O Brasil quer aproveitar a presidência do G20 este ano para avançar nas discussões sobre harmonização de regras e certificações para a bioenergia e, com isso, expandir mercados para produtos que têm origem no agro.
“Para criar um mercado global é necessário ter regras comuns. Precisamos entender como vamos avaliar a intensidade de carbono desses combustíveis. Isso faz diferença, por exemplo, para premiar produtos que são mais sustentáveis”, disse a chefe da divisão de energias renováveis do Ministério de Relações Exteriores, Laís Garcia, a jornalistas nesta sexta-feira, 23.
As conversas estão ocorrendo no contexto da Aliança Global pelos Biocombustíveis (GBA, na sigla em inglês), lançada no ano passado por Brasil, Índia e Estados Unidos, com adesão de Cingapura, Bangladesh, Itália, Argentina, Ilhas Maurício e Emirados Árabes Unidos.

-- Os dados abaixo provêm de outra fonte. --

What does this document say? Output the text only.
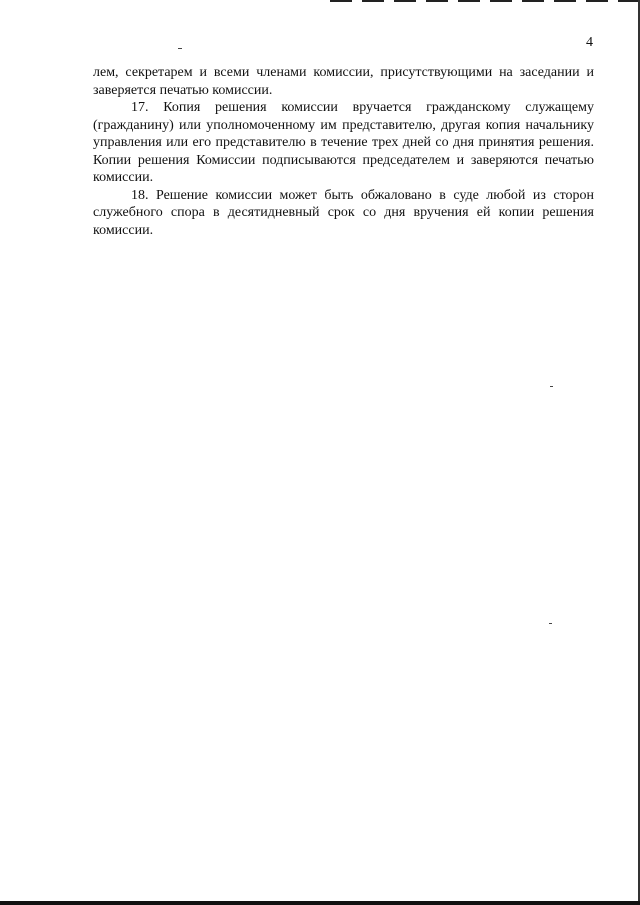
4

лем, секретарем и всеми членами комиссии, присутствующими на заседании и заверяется печатью комиссии.

17. Копия решения комиссии вручается гражданскому служащему (гражданину) или уполномоченному им представителю, другая копия начальнику управления или его представителю в течение трех дней со дня принятия решения. Копии решения Комиссии подписываются председателем и заверяются печатью комиссии.

18. Решение комиссии может быть обжаловано в суде любой из сторон служебного спора в десятидневный срок со дня вручения ей копии решения комиссии.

Garcia avalia que o Brasil pode usar sua experiência em biocombustíveis para angariar apoio de outros países no desenho de critérios de sustentabilidade dentro da GBA. Ela cita o exemplo do RenovaBio, programa criado em 2017 que estabeleceu metas de descarbonização no setor de combustíveis nacional a partir da emissão e compra de certificados.
Ela ainda destaca que as metas de descarbonização internacionais para setores de transporte marítimo e aéreo garantem demanda para novos combustíveis nas próximas décadas, por isso a importância de aumentar a produção global.
Uma dificuldade, no entanto, são as restrições em relação às matérias-primas para a produção de biocombustíveis, sobretudo por parte da União Europeia. Países europeus evocam receios a respeito de insegurança alimentar e problemas de desmatamento, por isso têm priorizado soluções baseadas em eletrificação ou em hidrogênio para a descarbonização.
A promoção de novos mercados para combustíveis sustentáveis é uma das três prioridades do grupo de trabalho de transições energéticas do G20.
Durante encontro com jornalistas no início da semana, em Brasília, o secretário Nacional de Transição Energética e Planejamento do Ministério de Minas e Energia (MME), Thiago Barral, disse que há um consenso de que é preciso avançar com as certificações para abrir novos mercados.
“Embora o uso de eletricidade seja fundamental na descarbonização dos usos de energia, principalmente baseada em energia renovável, há um grande consenso de que nós precisamos avançar e garantir mercados, tecnologias e critérios de sustentabilidade para esses novos combustíveis”, afirmou.
As outras duas prioridades do grupo são reduzir o custo do financiamento e incorporar a dimensão social na transição energética. Com essas agendas definidas, o GT deve agora detalhar o plano de ação até a reunião ministerial de transições energéticas marcada para 4 de outubro em Foz do Iguaçu (PR).
“Uma coisa que é muito interessante no G20 é que são países com características e condições geográficas muito diferentes. São países de economias mais avançadas, países em desenvolvimento, países que têm muitos recursos minerais, muitos recursos energéticos. Então, é importante olhar para esse conjunto mais amplo de tecnologias, dado que nenhuma tecnologia, isoladamente, vai ser capaz de dar solução para uma diversidade tão grande de realidades e de contextos”, explica Barral.
Sede do encontro de chanceleres do G20, o Rio de Janeiro também pode aproveitar a oportunidade e se posicionar para atrair indústrias interessadas em descarbonizar processos produtivos, defende o presidente interino da Associação de Indústrias do Estado do Rio de Janeiro (Rio Indústria), Gladstone Santos.
Para ele, esse é o momento de o estado apresentar soluções para indústrias que precisam produzir com menos emissões, dada a abundância de fontes de energia e a necessidade fluminense de se reindustrializar.
Gladstone aponta a oferta de gás natural na costa fluminense como oportunidade, mas há desafios: custo da energia, altos impostos e falta de segurança jurídica, por exemplo.